For instance, we’re never shown how Jung developed his own theories. We get references to them — the anima/animus, synchronicity, some nautical archetypes — but I never got the sense that we saw a clash of two irresolvable ideologies. Admittedly, my understanding of Freud and Jung is rudimentary, but it seemed odd that in a disagreement between two influential intellectuals, the emotional pain of their friendship wasn’t conveyed in the passionate conviction for their own ideas. Ideas for these two men were like sex, and the potent intellectual intimacy was repressed.

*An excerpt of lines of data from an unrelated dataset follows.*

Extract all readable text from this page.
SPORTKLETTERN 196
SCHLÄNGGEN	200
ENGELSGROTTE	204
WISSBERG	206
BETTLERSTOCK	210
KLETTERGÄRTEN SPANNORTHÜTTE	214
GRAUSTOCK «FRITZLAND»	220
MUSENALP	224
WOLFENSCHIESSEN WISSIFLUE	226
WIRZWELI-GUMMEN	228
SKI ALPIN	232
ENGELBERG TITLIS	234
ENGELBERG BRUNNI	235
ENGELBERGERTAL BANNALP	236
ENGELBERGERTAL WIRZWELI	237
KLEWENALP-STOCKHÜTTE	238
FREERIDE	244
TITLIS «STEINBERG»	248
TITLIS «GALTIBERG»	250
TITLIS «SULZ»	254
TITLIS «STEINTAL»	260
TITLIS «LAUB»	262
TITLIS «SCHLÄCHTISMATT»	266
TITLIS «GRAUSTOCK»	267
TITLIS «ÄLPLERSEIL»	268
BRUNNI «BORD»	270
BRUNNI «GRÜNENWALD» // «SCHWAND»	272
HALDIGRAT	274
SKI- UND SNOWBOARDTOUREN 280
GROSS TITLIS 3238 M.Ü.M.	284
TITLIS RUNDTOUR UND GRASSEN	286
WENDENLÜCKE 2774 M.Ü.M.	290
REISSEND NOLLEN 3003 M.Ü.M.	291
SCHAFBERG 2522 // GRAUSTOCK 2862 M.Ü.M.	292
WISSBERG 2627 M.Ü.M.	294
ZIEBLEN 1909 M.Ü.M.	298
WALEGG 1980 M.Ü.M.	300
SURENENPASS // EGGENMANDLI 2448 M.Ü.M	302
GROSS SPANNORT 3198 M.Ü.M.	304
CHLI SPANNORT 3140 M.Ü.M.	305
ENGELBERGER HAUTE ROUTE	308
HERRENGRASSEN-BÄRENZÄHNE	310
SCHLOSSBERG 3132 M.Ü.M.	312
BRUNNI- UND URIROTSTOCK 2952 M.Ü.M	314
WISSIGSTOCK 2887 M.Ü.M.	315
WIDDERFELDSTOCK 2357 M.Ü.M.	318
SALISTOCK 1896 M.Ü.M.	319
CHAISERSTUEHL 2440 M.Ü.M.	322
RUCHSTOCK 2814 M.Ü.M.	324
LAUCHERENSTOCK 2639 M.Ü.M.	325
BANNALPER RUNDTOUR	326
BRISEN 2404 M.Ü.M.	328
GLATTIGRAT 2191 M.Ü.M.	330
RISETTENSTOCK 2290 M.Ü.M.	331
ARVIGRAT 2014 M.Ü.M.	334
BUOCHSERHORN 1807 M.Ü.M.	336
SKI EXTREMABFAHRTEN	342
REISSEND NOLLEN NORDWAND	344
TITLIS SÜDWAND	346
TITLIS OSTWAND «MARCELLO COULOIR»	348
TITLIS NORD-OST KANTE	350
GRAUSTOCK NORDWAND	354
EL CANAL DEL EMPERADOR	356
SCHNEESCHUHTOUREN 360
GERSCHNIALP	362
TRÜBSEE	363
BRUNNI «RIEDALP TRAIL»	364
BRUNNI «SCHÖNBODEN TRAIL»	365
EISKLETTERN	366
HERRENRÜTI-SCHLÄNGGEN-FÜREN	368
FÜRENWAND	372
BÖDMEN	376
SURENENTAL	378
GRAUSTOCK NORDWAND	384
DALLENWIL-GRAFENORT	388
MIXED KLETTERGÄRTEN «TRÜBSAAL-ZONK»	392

And, come to think of it, even the actual sex in the movie feels repressed. There’s a little sadism and masochism, but it’s not depraved, erotic, or cathartic; it’s clinical — turn your head, cough, and ask me nicely to do it again, liebchen. Cronenberg’s films always did have some kind of cold eye to them, but the sexuality tended to stand out because there was a genuine interest in flesh. In Crash, for instance, there was emotional and narrative content in the sex. But in A Dangerous Method, it feels staid; some of the sex scenes are even viewed obliquely via a mirror. It just feels like a case study rather than a novel or a stirring work of non-fiction. It’s the difference between the word “intercourse” and the word “sex.”

Some of the great visual touches in A Dangerous Method are in the therapy scenes. Here Cronenberg seems in the most control. There’s one session in particular between Jung and Sabina early in the film that’s quite spectacular. Both Jung and Sabina share the shot in deep focus. As Sabina reveals more about her neuroses, Jung becomes a blur in the background. Eventually, Sabina dominates the shot, not just because she’s doing all the talking but because the patient has essentially done the therapist’s work. In that shot, we are with Sabina the person and no longer mere observers of Sabina the patient.

We are observers throughout the rest of the movie, however. There’s just not enough emotional resonance or intellectual debate there. The deeper existential stuff feels hidden under the surface or passed over between scenes. Watching A Dangerous Method, I was always aware of my role as viewer, that I was an audience member — there were seats in front of me, there was someone to my left. I was always at a distance from the material.

Like a therapist, I felt an urge to say to the screen, “But tell me how you really feel.”

The patient, resistant to my request, was silent and restive. He clearly had something on his mind.